[Ask the Gulch] Just imagine ... What would happen if the fastest thing in the universe meets the coldest thing? I was shocked by the answer - Light STOPS! Check out this interview ... uttering fascinating AND entertaining, too!https://www.youtube.com/watch?v=sAy9
Posted by Joy1inchrist 7 years, 11 months ago to Ask the Gulch
https://www.youtube.com/watch?v=JT0zj...
But alas, I came to the conclusion the fastest thing in the universe is diarrhea. The other night I was lying in bed. I felt something in my stomach. Before I could think, blink, or flip on the light, I shit all over myself.
Diarrhea is the fastest thing.
The speed of light in vacuum, c, is constant and the top speed limit. Light in a physical medium slows down in proportion to the material’s refractive index n (its optical “density”), which is why it gets bent as it passes through. Light entering a pane of glass at an angle gets bent toward the normal on entering the glass by effectively slowing it down as it bounces around (still at speed c) from atom to atom within the glass with a refractive index n=1.46.
(Definition: the normal is the perpendicular to the surface.

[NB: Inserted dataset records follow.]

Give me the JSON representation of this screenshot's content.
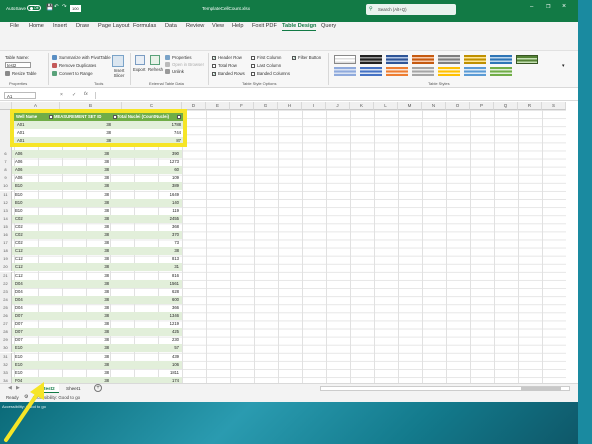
{
  "title_bar": {
    "autosave_label": "AutoSave",
    "autosave_state": "Off",
    "zoom_value": "100",
    "doc_title": "TemplateCellCount.xlsx",
    "search_placeholder": "Search (Alt+Q)"
  },
  "menu": {
    "tabs": [
      "File",
      "Home",
      "Insert",
      "Draw",
      "Page Layout",
      "Formulas",
      "Data",
      "Review",
      "View",
      "Help",
      "Foxit PDF",
      "Table Design",
      "Query"
    ],
    "active": "Table Design"
  },
  "ribbon": {
    "table_name_label": "Table Name:",
    "table_name_value": "test2",
    "resize_table": "Resize Table",
    "properties_group": "Properties",
    "summarize": "Summarize with PivotTable",
    "remove_duplicates": "Remove Duplicates",
    "convert_range": "Convert to Range",
    "insert_slicer": "Insert Slicer",
    "tools_group": "Tools",
    "export": "Export",
    "refresh": "Refresh",
    "props": "Properties",
    "open_browser": "Open in Browser",
    "unlink": "Unlink",
    "external_group": "External Table Data",
    "header_row": "Header Row",
    "total_row": "Total Row",
    "banded_rows": "Banded Rows",
    "first_column": "First Column",
    "last_column": "Last Column",
    "banded_columns": "Banded Columns",
    "filter_button": "Filter Button",
    "style_options_group": "Table Style Options",
    "styles_group": "Table Styles"
  },
  "formula_bar": {
    "name_box": "A1",
    "fx": "fx"
  },
  "columns": [
    "A",
    "B",
    "C",
    "D",
    "E",
    "F",
    "G",
    "H",
    "I",
    "J",
    "K",
    "L",
    "M",
    "N",
    "O",
    "P",
    "Q",
    "R",
    "S"
  ],
  "table": {
    "headers": [
      "Well Name",
      "MEASUREMENT SET ID",
      "Total Nuclei (CountNuclei)"
    ],
    "top_rows": [
      [
        "A01",
        "38",
        "1788"
      ],
      [
        "A01",
        "38",
        "744"
      ],
      [
        "A01",
        "38",
        "87"
      ]
    ],
    "rows": [
      {
        "n": "6",
        "a": "A06",
        "b": "38",
        "c": "390"
      },
      {
        "n": "7",
        "a": "A06",
        "b": "38",
        "c": "1273"
      },
      {
        "n": "8",
        "a": "A06",
        "b": "38",
        "c": "60"
      },
      {
        "n": "9",
        "a": "A06",
        "b": "38",
        "c": "109"
      },
      {
        "n": "10",
        "a": "B10",
        "b": "38",
        "c": "389"
      },
      {
        "n": "11",
        "a": "B10",
        "b": "38",
        "c": "1649"
      },
      {
        "n": "12",
        "a": "B10",
        "b": "38",
        "c": "140"
      },
      {
        "n": "13",
        "a": "B10",
        "b": "38",
        "c": "119"
      },
      {
        "n": "14",
        "a": "C02",
        "b": "38",
        "c": "2455"
      },
      {
        "n": "15",
        "a": "C02",
        "b": "38",
        "c": "368"
      },
      {
        "n": "16",
        "a": "C02",
        "b": "38",
        "c": "370"
      },
      {
        "n": "17",
        "a": "C02",
        "b": "38",
        "c": "73"
      },
      {
        "n": "18",
        "a": "C12",
        "b": "38",
        "c": "38"
      },
      {
        "n": "19",
        "a": "C12",
        "b": "38",
        "c": "813"
      },
      {
        "n": "20",
        "a": "C12",
        "b": "38",
        "c": "31"
      },
      {
        "n": "21",
        "a": "C12",
        "b": "38",
        "c": "816"
      },
      {
        "n": "22",
        "a": "D04",
        "b": "38",
        "c": "1561"
      },
      {
        "n": "23",
        "a": "D04",
        "b": "38",
        "c": "628"
      },
      {
        "n": "24",
        "a": "D04",
        "b": "38",
        "c": "600"
      },
      {
        "n": "25",
        "a": "D04",
        "b": "38",
        "c": "366"
      },
      {
        "n": "26",
        "a": "D07",
        "b": "38",
        "c": "1346"
      },
      {
        "n": "27",
        "a": "D07",
        "b": "38",
        "c": "1219"
      },
      {
        "n": "28",
        "a": "D07",
        "b": "38",
        "c": "425"
      },
      {
        "n": "29",
        "a": "D07",
        "b": "38",
        "c": "230"
      },
      {
        "n": "30",
        "a": "E10",
        "b": "38",
        "c": "57"
      },
      {
        "n": "31",
        "a": "E10",
        "b": "38",
        "c": "439"
      },
      {
        "n": "32",
        "a": "E10",
        "b": "38",
        "c": "106"
      },
      {
        "n": "33",
        "a": "E10",
        "b": "38",
        "c": "1811"
      },
      {
        "n": "34",
        "a": "F04",
        "b": "38",
        "c": "174"
      },
      {
        "n": "35",
        "a": "F04",
        "b": "38",
        "c": "74"
      },
      {
        "n": "36",
        "a": "F04",
        "b": "38",
        "c": "1641"
      },
      {
        "n": "37",
        "a": "F04",
        "b": "38",
        "c": "1211"
      }
    ]
  },
  "sheets": [
    "test2",
    "Sheet1"
  ],
  "active_sheet": "test2",
  "status": {
    "ready": "Ready",
    "accessibility": "Accessibility: Good to go"
  },
  "colors": {
    "excel_green": "#127a45",
    "table_header": "#70ad47",
    "band": "#e2efda",
    "highlight": "#f6e527"
  }
}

It’s from where we measure angles of incidence, reflection, and refraction.)
On exiting the other side of the glass pane, it bends back away from the normal to be parallel to its path into the glass, and it continues at speed c with nothing impeding it. Or close to c. Vacuum has a refractive index n=1, air has n=1.0003.

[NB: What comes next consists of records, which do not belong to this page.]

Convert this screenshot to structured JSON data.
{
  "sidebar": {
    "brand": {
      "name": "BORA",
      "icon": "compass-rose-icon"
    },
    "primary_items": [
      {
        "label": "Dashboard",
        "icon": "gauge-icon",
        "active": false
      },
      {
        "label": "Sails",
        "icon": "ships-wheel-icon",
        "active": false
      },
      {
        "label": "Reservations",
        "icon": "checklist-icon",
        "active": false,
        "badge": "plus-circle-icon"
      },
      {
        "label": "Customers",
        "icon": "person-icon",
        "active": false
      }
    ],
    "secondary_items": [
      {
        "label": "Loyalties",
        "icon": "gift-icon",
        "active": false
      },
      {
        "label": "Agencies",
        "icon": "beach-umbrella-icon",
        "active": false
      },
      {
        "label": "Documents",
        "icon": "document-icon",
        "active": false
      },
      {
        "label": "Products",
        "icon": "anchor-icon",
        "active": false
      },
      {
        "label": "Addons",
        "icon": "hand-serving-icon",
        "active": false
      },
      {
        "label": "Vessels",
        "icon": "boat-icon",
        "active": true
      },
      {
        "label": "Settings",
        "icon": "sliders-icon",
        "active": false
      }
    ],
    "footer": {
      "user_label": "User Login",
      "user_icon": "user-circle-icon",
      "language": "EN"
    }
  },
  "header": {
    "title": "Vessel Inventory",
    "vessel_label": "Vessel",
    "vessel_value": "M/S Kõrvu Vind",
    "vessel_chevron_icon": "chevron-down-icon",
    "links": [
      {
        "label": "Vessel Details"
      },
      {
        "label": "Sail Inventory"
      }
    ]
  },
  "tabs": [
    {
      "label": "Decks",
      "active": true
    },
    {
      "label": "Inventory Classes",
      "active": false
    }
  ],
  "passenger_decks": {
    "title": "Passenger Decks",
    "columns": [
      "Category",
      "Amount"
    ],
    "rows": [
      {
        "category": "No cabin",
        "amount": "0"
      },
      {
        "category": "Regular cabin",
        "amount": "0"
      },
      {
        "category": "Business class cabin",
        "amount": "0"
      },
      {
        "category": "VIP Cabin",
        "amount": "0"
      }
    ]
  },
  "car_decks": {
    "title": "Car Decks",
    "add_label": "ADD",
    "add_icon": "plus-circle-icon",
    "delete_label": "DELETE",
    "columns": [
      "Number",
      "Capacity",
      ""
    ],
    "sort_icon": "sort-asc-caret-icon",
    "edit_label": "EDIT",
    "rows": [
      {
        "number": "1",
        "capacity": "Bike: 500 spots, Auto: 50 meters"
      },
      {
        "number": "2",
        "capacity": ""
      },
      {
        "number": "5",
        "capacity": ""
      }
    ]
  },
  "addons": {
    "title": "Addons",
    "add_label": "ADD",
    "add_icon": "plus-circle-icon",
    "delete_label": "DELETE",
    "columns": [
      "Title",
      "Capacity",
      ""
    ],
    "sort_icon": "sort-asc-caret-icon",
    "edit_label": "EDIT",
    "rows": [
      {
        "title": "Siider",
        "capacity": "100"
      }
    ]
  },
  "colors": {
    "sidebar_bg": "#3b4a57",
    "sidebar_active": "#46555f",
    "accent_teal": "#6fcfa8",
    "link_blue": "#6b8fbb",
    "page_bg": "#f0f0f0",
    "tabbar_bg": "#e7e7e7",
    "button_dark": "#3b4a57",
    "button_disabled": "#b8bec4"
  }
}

Water (n=1.33) has a lower refractive index than glass, so the light isn’t bent as much at the surface or slowed as much by bouncing around between water molecules. Diamond is extremely dense optically, n=2.4
If you ever looked inside a water-cooled nuclear reactor (I have done so) you’d see a blue-green glow called Cherenkov radiation. It comes from nuclear particles that are traveling faster within the water than light travels (in its effective bouncing speed). It is the optical equivalent of a sonic boom, from an object traveling faster than light (or sound) than the speed of light (or sound) in the dense medium. Again, outside of a dense material (air, water, glass, diamond), light goes at speed c, faster than any material object can travel.